Like any good sales pitch, the film does its best to appeal to the audience directly. What starts out seeming like Goodfellas becomes more like a twisted version of Saved By The Bell when voiceover narration gives way to direct, talking-to-the-camera, ‘fourth wall’ breaking. Belfort spends most of his time boasting about his crimes in hindsight, in a tone that is reportedly lifted directly from the book this movie is based on. In a trick that is used multiple times, the boasting begins to transition into exact details of how the financial crimes of Stratton Oakmont were perpetrated only for Belfort to skip to the end and sum it up by reiterating just how much money was made in the long run. This isn’t a dumbing down of complex financial shenanigans; this is truly how these guys (and they are mainly males) think: broker first, ask questions later.
There has been talk about glorification. Talk that the copious amount of sex, drugs, general misbehaviour, and emotional (and physical) abuse in The Wolf of Wall Street is nothing short of deplorable. Not the events themselves, though they did happen (for the most part), but the depiction of the events. Talk that this depiction is contrary to the fabric of a good, moral society of people that eat their vegetables and take their grandparents to see The Secret Life of Walter Mitty. In the words of one person in an exchange on Facebook (who shall remain anonymous), this movie is a movie made by assholes about assholes.
What I see is a black comedy, a gangster movie with even less of a moral compass than Scarface that manages to point out to those paying attention that these sorts of things are still happening. The type of malfeasance depicted in The Wolf of Wall Street led to the housing crash in 2008 (and ensuing ‘great recession’) and continues to this day, and nobody really gets punished for it.

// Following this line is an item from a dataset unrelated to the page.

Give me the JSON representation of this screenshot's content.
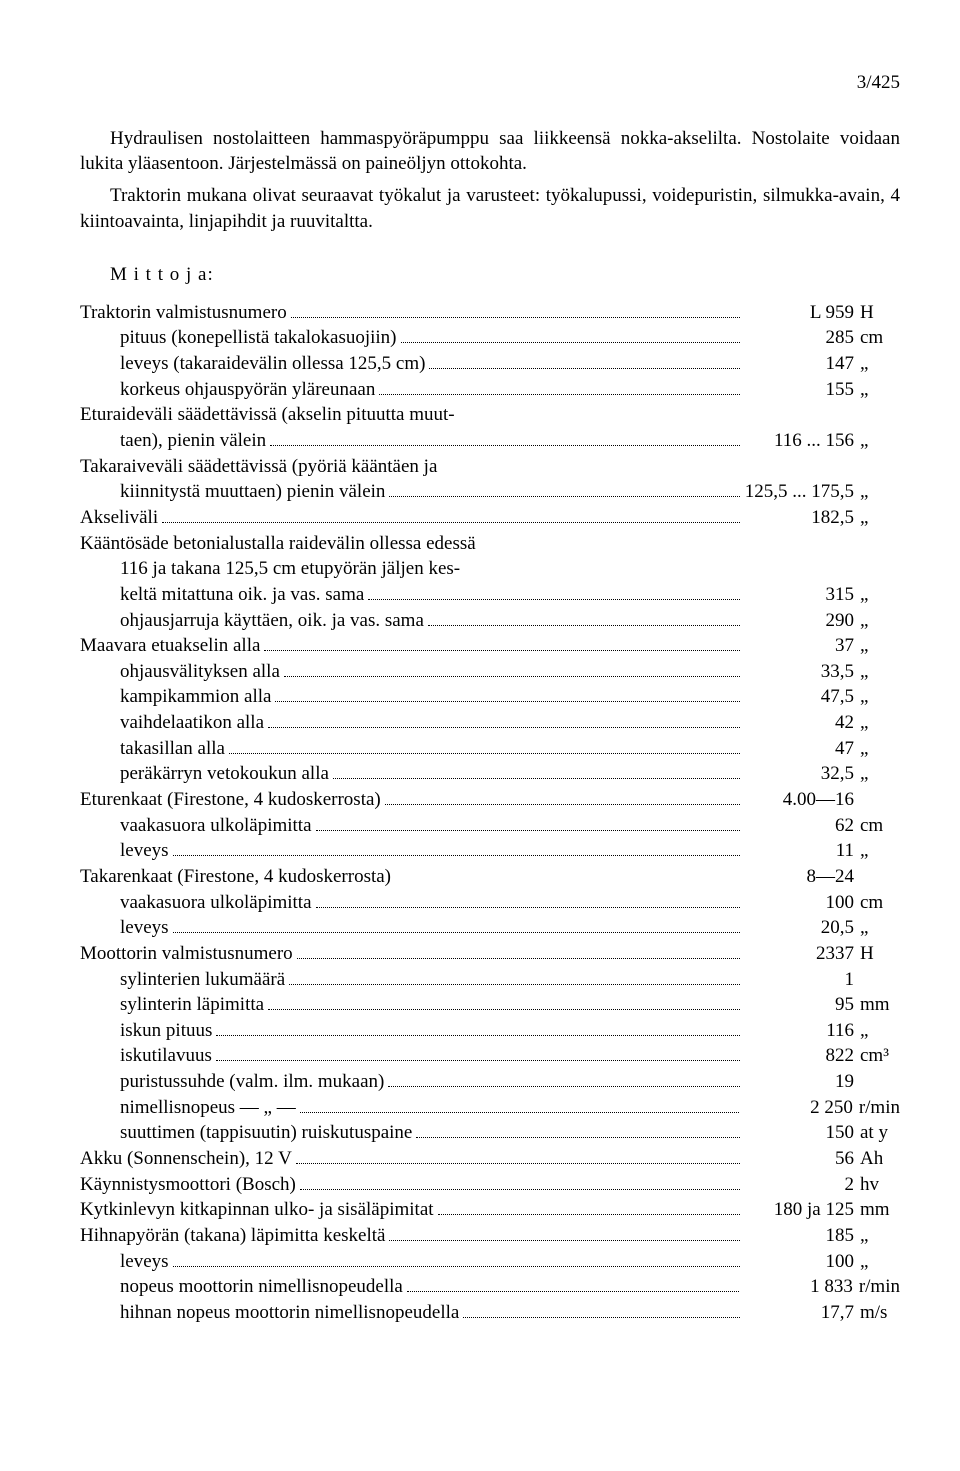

Jordan Belfort did go to prison but, as is pointed out in the film, it was naturally the low-security ‘Club Fed’-type of prison that isn’t really any kind of punishment at all. And yes, every person who attends The Wolf of Wall Street is putting money into the real Jordan Belfort’s pocket, so it’s easy to feel uncomfortable about this film. It’s buyer’s remorse magnified by the guilt of complicity. It’s that feeling after the knife salesman packs up and leaves your home and you’re poorer in money and richer in knives. You’re embarrassed because the sales pitch worked.